By Ruzanna Stepanian
Armenian state regulators are expected to allow a 40 percent increase in the price of drinking water sought by a French company that has been chosen to manage Yerevan’s water and sewerage network.
The Veolia Eau utility says the measure is essential for the success of its plan to upgrade the obsolete and notoriously inefficient network and improve the difficult situation with water supplies in the Armenian capital.
The Public Service Regulatory Commission was due to consider on Friday its request to raise the price from 125 drams to 173 drams (40 U.S. cents) per cubic meter of supplied water.
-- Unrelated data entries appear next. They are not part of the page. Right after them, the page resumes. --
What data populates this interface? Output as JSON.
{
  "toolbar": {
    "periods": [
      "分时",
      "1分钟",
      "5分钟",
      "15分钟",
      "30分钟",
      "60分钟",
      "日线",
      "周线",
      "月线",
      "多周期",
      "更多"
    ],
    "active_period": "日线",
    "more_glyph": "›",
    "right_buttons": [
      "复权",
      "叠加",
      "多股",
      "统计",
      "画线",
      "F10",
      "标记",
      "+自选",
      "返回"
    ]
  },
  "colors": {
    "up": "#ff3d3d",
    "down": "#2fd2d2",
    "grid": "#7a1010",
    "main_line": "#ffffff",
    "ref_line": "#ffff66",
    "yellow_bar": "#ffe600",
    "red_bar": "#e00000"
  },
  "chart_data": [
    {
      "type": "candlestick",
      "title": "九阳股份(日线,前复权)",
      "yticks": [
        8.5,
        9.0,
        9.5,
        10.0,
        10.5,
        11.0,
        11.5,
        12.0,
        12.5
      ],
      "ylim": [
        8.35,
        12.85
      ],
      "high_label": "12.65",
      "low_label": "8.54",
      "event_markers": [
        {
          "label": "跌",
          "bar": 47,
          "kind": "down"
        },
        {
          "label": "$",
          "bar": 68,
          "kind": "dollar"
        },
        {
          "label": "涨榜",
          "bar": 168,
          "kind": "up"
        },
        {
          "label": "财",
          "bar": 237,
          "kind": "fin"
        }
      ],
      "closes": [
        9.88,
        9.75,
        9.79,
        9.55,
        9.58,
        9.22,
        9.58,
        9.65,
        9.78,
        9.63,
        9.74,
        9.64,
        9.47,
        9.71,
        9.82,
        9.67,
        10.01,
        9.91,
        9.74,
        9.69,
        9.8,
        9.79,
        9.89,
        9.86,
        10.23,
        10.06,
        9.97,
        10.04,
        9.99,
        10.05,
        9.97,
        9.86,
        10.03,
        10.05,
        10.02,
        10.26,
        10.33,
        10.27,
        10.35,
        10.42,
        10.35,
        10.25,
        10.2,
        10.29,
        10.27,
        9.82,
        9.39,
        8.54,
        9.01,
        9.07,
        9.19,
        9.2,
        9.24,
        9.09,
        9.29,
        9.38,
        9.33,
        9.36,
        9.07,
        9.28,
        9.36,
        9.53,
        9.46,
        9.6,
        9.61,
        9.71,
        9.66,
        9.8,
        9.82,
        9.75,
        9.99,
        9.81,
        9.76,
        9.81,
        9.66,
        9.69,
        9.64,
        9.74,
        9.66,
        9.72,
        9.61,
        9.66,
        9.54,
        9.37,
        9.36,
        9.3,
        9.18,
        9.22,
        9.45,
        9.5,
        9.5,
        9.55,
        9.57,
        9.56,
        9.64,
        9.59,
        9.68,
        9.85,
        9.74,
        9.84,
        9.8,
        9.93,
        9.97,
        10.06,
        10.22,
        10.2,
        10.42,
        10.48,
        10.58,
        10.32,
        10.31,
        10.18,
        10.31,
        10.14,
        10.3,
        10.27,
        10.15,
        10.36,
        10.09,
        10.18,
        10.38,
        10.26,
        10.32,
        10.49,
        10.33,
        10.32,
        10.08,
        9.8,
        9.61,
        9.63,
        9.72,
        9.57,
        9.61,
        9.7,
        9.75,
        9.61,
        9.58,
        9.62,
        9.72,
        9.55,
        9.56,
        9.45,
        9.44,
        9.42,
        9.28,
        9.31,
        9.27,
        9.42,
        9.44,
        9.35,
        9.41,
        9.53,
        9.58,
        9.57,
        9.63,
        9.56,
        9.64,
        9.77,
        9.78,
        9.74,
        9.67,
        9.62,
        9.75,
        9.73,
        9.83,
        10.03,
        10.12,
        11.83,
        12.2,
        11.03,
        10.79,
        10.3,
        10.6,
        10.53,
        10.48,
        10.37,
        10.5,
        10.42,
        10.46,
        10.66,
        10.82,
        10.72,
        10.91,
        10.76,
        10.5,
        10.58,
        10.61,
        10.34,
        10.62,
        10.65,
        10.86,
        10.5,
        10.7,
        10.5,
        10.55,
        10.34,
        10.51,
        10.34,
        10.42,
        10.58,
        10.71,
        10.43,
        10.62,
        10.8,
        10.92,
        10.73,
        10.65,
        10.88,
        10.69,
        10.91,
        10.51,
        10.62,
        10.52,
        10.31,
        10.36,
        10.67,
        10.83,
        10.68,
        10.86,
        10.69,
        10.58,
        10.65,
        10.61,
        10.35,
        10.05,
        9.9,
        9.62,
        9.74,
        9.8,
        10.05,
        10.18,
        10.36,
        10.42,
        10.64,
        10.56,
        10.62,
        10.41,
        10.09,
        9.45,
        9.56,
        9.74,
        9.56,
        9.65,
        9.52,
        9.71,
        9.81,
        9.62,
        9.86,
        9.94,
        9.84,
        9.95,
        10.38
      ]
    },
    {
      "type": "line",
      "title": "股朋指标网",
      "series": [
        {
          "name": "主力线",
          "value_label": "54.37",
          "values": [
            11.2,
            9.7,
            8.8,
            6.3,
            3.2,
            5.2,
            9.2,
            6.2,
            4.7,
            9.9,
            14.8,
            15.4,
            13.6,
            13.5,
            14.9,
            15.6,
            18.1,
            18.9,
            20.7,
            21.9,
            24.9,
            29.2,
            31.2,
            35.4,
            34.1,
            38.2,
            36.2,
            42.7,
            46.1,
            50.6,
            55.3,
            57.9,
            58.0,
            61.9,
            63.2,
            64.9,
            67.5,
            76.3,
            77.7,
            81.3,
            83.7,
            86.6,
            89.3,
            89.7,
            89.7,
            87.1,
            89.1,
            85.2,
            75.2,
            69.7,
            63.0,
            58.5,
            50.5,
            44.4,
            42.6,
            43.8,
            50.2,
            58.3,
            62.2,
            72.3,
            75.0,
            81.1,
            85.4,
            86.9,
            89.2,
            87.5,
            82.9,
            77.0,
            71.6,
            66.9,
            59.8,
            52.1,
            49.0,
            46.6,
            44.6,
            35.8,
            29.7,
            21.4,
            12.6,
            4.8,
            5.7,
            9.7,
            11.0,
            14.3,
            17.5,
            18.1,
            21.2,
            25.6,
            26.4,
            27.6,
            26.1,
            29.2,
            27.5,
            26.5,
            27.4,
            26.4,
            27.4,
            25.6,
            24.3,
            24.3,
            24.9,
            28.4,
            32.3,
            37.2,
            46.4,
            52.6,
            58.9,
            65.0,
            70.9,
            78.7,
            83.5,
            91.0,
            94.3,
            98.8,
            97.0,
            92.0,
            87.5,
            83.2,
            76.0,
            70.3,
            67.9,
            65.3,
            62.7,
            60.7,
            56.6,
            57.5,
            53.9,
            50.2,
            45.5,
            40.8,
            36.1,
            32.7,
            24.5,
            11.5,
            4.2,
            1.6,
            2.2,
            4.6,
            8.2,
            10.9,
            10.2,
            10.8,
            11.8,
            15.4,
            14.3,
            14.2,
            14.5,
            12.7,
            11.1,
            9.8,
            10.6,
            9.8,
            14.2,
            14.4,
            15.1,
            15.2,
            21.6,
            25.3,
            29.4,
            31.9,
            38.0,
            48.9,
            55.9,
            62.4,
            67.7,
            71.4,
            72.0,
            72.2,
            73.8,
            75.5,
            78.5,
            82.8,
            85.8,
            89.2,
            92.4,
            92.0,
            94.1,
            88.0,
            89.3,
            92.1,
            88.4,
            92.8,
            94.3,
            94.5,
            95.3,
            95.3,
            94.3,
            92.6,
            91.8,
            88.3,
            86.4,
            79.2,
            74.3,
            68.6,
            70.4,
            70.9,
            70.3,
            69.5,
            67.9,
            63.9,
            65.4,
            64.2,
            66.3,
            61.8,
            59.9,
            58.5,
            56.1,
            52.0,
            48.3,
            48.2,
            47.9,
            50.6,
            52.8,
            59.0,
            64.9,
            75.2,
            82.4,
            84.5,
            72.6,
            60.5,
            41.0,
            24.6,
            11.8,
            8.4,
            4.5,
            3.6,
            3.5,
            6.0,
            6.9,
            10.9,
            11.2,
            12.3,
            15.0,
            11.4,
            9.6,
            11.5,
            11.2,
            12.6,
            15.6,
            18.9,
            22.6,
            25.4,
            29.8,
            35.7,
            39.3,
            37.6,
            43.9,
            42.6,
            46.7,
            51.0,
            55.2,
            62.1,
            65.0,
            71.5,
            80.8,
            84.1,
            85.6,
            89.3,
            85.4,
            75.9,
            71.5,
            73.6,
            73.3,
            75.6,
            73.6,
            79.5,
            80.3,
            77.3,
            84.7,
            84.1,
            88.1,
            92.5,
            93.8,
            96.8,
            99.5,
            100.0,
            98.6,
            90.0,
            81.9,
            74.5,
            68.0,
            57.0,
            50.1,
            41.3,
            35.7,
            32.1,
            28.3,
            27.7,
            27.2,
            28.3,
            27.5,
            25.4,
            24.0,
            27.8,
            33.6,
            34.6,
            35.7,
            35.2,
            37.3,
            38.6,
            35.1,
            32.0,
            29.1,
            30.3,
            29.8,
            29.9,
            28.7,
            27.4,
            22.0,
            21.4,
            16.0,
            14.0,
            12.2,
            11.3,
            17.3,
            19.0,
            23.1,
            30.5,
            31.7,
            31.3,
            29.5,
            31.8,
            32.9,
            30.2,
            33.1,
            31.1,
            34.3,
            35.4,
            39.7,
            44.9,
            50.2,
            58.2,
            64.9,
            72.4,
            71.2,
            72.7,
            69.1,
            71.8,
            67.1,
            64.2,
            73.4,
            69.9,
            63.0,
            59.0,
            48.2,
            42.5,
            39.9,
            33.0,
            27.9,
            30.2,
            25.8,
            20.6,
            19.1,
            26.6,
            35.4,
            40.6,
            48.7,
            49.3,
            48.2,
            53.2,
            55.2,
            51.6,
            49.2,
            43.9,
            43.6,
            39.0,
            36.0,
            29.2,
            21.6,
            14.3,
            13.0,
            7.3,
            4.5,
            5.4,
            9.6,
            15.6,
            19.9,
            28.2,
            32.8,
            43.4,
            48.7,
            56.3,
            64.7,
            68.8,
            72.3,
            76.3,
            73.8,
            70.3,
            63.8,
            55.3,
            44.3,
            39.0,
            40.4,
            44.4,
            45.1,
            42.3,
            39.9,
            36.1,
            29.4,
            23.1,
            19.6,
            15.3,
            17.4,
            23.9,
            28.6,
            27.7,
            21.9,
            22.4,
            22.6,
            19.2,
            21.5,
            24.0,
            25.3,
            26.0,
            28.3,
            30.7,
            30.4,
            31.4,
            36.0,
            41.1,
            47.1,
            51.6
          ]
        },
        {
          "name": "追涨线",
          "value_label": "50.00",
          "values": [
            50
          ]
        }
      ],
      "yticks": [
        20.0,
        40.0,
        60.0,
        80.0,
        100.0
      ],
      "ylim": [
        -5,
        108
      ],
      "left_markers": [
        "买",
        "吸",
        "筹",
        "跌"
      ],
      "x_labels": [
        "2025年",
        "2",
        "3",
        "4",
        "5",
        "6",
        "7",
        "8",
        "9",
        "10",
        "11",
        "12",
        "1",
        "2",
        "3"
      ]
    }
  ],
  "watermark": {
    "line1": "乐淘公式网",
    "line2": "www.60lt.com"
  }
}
But the state body regulating utility prices in Armenia adjourned the discussion for one month on the grounds that the French operator is still in the process of taking over the state-owned network’s management.
Still, the commission chairman, Robert Nazarian, indicated that the tariff increase will almost certainly be approved. He argued that it was a key term of a 10-year management contract signed by the Armenian government and Veolia Eau last December as a result of an international tender overseen by the World Bank.
The new operator will use $20 million in World Bank loans and has pledged to invest 9 million euros ($11 million) of its own capital over the next decade to substantially reduce the Hayjur network’s enormous losses, improve the collection of fees and ensure 24-hour supplies of drinking water to the vast majority of Yerevan residents.
Many of them still have running water for only several hours a day despite past government pledges to phase out water rationing by the end of 2004. An Italian firm that ran the network from 2001-2005 under a separate $30 million program financed by the World Bank clearly failed to resolve the problem. Hayjur executives say more than 80 percent of water supplied to Yerevan from the nearby mountains still does not reach households due to the network’s leaky Soviet-era pipes.
Hayjur’s new French chief executive, Serge Popoff, described the requested tariff increase as a temporary measure. He said Veolia Eau plans to cut network losses by half within the next three years and reduce the water price to 90 drams per cubic meter as a result.
However, the chairman of the Armenian Consumers Union, a non-governmental organization, was skeptical, pointing to the previous network operator’s track record. “Extra charges are supposed to be used for upgrading the system,” Armen Poghosian told RFE/RL. “But reality is different. What we have seen so far is a foreign operator coming over here and failing to meet its commitments.”